The runner's high, that feeling of euphoria that sometimes accompanies aerobic exercise, has often been attributed to the release of endorphins, but new research suggests that it might be due to endocannabinoids instead. Giving new meaning to the term ‘high’.
We all know it. It’s that feeling like you could take on the world. You come home from your run in a better mood and with greater mental clarity. “It begins with this peace of mind and then a greater ease of movement, a sense of power and confidence, optimism and hope, and you will often hear runners describe feeling loving and connected to everyone and everything,” explains Kelly McGonigal, in her book The Joy of Movement. “So, what could possibly be going on in the body and the brain that would make you feel powerful, hopeful, faster, more confident and more loving?”
For years it was believed that this feeling of bliss, sometimes referred to as the 'runner's high' was attributable to endorphins. But in 2021, Dr. Johannes Fuss, the director of the Human Behavior Laboratory at the University Medical Center Hamburg-Eppendorf, published an article in Psychoneuroendocrinology describing a study he conducted on 63 experienced runners, which showed that their general euphoria after running was greater and their anxiety less, even if their endorphin system had been inactivated.

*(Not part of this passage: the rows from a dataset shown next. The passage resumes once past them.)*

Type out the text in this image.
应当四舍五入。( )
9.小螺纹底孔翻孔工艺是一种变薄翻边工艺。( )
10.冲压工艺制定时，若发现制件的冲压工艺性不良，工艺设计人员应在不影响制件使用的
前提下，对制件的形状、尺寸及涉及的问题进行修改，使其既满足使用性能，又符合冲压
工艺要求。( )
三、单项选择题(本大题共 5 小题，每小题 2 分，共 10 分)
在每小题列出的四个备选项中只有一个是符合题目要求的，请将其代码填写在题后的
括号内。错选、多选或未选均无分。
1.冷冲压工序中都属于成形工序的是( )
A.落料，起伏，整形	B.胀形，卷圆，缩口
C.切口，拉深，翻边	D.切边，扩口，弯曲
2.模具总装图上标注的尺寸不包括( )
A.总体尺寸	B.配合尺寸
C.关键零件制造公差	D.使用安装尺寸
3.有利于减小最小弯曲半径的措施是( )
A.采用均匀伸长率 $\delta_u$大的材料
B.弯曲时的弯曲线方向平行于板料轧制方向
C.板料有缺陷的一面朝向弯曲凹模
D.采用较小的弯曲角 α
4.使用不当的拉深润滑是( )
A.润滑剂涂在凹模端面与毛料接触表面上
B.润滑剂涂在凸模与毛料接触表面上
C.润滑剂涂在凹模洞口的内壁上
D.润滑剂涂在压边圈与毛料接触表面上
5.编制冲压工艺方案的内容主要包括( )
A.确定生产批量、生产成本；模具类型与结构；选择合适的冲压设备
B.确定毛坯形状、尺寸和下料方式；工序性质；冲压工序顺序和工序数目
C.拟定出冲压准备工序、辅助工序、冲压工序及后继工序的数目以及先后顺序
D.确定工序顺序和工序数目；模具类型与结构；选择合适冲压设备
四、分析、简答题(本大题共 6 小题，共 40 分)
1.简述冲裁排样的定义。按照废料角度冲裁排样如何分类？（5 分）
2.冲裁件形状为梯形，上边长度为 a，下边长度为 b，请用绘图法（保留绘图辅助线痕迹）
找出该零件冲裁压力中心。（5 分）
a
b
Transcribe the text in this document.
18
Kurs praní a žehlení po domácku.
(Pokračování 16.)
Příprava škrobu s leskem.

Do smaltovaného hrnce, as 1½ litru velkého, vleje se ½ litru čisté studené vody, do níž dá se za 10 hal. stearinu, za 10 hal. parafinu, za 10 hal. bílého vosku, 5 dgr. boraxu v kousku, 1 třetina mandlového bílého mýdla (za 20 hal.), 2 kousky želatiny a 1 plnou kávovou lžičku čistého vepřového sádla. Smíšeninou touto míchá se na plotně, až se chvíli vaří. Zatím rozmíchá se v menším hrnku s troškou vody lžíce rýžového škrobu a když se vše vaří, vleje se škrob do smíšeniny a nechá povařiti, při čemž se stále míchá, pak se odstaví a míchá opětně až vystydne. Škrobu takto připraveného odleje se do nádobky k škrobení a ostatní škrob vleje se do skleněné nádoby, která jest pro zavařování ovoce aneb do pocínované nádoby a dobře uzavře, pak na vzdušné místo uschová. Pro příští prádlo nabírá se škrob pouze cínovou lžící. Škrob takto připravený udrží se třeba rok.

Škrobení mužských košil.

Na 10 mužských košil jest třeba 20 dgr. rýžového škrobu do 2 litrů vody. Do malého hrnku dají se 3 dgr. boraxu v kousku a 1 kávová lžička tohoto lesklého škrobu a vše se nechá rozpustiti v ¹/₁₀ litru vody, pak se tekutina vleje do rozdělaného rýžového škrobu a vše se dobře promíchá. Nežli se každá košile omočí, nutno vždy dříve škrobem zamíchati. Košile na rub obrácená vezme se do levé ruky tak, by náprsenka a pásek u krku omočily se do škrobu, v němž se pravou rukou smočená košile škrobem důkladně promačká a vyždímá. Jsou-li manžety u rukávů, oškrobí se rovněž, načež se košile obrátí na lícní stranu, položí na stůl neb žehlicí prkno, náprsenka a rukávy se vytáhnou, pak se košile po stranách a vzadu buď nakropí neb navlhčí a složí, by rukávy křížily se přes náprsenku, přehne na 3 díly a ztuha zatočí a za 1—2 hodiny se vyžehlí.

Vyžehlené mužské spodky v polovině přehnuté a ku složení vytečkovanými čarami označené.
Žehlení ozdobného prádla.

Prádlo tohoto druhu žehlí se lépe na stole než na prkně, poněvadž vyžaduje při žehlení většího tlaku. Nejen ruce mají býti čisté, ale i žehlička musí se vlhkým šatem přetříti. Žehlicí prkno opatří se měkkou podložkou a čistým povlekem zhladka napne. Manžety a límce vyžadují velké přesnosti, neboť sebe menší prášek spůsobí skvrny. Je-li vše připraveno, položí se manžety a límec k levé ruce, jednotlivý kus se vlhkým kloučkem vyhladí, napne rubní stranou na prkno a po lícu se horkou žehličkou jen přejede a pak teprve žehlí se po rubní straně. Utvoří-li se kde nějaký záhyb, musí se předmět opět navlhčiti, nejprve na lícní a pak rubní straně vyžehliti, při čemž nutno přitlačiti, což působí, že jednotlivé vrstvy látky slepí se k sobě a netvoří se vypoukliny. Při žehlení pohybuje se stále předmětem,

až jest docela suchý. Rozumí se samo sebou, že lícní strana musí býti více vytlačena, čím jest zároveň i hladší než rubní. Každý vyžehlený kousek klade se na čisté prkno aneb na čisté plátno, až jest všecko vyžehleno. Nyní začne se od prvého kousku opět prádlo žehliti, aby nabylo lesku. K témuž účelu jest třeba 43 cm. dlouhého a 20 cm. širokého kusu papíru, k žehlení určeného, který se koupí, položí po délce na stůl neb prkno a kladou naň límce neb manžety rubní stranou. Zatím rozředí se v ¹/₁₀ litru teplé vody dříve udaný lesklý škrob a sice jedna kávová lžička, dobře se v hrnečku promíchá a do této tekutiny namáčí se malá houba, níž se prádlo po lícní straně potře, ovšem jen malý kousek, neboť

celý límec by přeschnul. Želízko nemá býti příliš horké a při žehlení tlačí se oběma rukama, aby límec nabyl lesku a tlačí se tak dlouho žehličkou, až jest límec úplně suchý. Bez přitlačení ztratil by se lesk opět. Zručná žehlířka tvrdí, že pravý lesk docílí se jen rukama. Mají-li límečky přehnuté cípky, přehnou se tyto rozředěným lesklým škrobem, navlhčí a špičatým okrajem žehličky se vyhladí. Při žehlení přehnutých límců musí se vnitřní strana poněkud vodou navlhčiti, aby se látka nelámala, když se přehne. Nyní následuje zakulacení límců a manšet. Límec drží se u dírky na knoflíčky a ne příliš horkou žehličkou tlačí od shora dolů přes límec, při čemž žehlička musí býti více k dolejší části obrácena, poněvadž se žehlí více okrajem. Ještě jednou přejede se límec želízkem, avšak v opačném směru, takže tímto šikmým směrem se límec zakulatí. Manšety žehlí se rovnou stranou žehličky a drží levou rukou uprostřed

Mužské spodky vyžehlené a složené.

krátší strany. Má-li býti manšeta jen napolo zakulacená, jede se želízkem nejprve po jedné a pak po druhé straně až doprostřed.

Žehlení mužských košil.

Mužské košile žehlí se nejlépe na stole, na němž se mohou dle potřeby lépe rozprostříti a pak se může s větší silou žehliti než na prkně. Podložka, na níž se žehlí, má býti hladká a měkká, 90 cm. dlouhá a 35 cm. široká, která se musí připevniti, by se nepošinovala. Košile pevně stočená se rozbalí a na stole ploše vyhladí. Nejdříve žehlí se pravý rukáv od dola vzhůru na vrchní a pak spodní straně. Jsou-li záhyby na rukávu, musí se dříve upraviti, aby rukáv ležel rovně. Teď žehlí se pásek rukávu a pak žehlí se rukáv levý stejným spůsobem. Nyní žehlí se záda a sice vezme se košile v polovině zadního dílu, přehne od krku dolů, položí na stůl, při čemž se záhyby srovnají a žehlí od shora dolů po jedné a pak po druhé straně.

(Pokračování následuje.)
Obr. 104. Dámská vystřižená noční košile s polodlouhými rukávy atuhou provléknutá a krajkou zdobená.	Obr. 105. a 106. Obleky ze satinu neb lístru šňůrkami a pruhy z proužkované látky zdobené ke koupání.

So, what’s causing the high we feel during exercise? Scientists now believe that it may be attributable to endocannabinoids, which are similar in chemical structure to cannabis, and are involved in a variety of physiological processes including appetite (explains the munchies…), pain-sensation, mood, and memory. The cannabinoids made by our bodies surge in number during pleasant activities, such as when we run, eat a good meal, and also when we have orgasms, giving us a powerful sense of inner peace, empowerment and connection to others. And unlike endorphins, endocannabinoids can cross the blood-brain barrier, making them viable candidates to cause any runner’s high.
Hunting that high?
Want to get that high a little bit faster? McGonigal also suggests that listening to music early in a run can actually kick start the process – releasing more endorphins, dopamine and adrenalin – so that you can start to feel some of that high sooner. Another boost can be gained by getting outside. Exercising outdoors has been shown to provide a sense of relief of anxiety, a feeling of being at peace or at one with the universe. Similar to what one experiences during mediation. Sounds like an ideal state to be in!
The study by Dr. Fuss does not explain, though, why a runner’s high exists at all. There was no ‘walker’s high’ among the volunteers in his study. But Dr. Fuss suspects the answer lies in our evolutionary past. “When the open savannas stretched and forests retreated,” he says, “it became necessary for humans to hunt wild animals by long-distance running. Under such circumstances, it is beneficial to be euphoric during running.”
I guess the same thing could be said for the act of procreation, if it weren’t for a healthy dose of endocannabinoids being shaken out during acts of pleasurable sensation, the human race may no longer be in existence, and thus able to enjoy those precious highs we get when out for our daily jog.